Working with crawlers on the AWS Glue console - AWS Glue

Working with crawlers on the AWS Glue console

A crawler accesses your data store, extracts metadata, and creates table definitions in the AWS Glue Data Catalog. The Crawlers pane in the AWS Glue console lists all the crawlers that you create. The list displays status and metrics from the last run of your crawler.

To add a crawler using the console

  1. Sign in to the AWS Management Console and open the AWS Glue console at https://console.aws.amazon.com/glue/. Choose Crawlers in the navigation pane.

  2. Choose Add crawler, and follow the instructions in the Add crawler wizard.

    Note

    To get step-by-step guidance for adding a crawler, choose Add crawler under Tutorials in the navigation pane. You can also use the Add crawler wizard to create and modify an IAM role that attaches a policy that includes permissions for your Amazon Simple Storage Service (Amazon S3) data stores.

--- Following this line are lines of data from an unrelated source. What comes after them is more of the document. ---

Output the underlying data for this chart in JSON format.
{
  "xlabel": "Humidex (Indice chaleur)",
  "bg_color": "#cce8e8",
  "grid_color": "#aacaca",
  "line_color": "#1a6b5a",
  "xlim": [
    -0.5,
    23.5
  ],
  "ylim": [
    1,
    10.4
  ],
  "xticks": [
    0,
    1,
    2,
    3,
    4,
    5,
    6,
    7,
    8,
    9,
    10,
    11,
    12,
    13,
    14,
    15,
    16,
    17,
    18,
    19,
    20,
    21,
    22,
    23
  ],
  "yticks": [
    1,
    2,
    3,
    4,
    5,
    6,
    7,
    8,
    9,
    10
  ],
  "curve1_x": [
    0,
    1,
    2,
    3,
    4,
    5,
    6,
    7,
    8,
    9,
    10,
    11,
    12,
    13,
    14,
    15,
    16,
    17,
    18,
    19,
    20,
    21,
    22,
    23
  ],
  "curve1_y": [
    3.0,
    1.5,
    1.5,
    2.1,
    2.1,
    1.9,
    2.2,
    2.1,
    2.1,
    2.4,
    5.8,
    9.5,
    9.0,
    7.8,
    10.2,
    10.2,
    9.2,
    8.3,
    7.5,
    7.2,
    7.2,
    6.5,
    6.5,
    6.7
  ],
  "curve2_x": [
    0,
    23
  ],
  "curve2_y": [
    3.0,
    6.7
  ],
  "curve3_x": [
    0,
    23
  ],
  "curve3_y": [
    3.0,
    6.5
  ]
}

    Optionally, you can tag your crawler with a Tag key and optional Tag value. Once created, tag keys are read-only. Use tags on some resources to help you organize and identify them. For more information, see AWS tags in AWS Glue.

    Optionally, you can add a security configuration to a crawler to specify at-rest encryption options.

When a crawler runs, the provided IAM role must have permission to access the data store that is crawled.

When you crawl a JDBC data store, a connection is required. For more information, see Adding an AWS Glue connection. An exclude path is relative to the include path. For example, to exclude a table in your JDBC data store, type the table name in the exclude path.

When you crawl DynamoDB tables, you can choose one table name from the list of DynamoDB tables in your account.

Tip

For more information about configuring crawlers, see Crawler properties.

Viewing Crawler Results and Details

Viewing crawler results and details

After the crawler runs successfully, it creates table definitions in the Data Catalog. Choose Tables in the navigation pane to see the tables that were created by your crawler in the database that you specified.

You can view information related to the crawler itself as follows:

  • The Crawlers page on the AWS Glue console displays the following properties for a crawler:

    Property Description
    Name

    When you create a crawler, you must give it a unique name.

    Status

    A crawler can be ready, starting, stopping, scheduled, or schedule paused. A running crawler progresses from starting to stopping. You can resume or pause a schedule attached to a crawler.

    Schedule

    You can choose to run your crawler on demand or choose a frequency with a schedule. For more information about scheduling a crawler, see Scheduling a crawler.

    Last run

    The date and time of the last time the crawler was run.

    Log

    Links to any available logs from the last run of the crawler.

    Tables changes from last run

    The number of tables in the AWS Glue Data Catalog that were updated by the latest run of the crawler.

  • To view the history of a crawler, choose Crawlers in the navigation pane to see the crawlers you created. Choose a crawler from the list of available crawlers. You can view the crawler properties and view the crawler history in the Crawler runs tab.

    The Crawler runs tab displays information about each time the crawler ran, including Start time (UTC), End time (UTC), Duration, Status, DPU hours, and Table changes.

    
                        The screenshot shows the Crawler runs tab when viewing a crawler's details.
  • To see additional information, choose a tab in the crawler details page. Each tab will display information related to the crawler.

    • Schedule: Any schedules created for the crawler will be visible here.

    • Data sources: All data sources scanned by the crawler will be visible here.

    • Classifiers: All classifiers assigned to the crawler will be visible here.

    • Tags: Any tags created and assigned to an AWS resource will be visible here.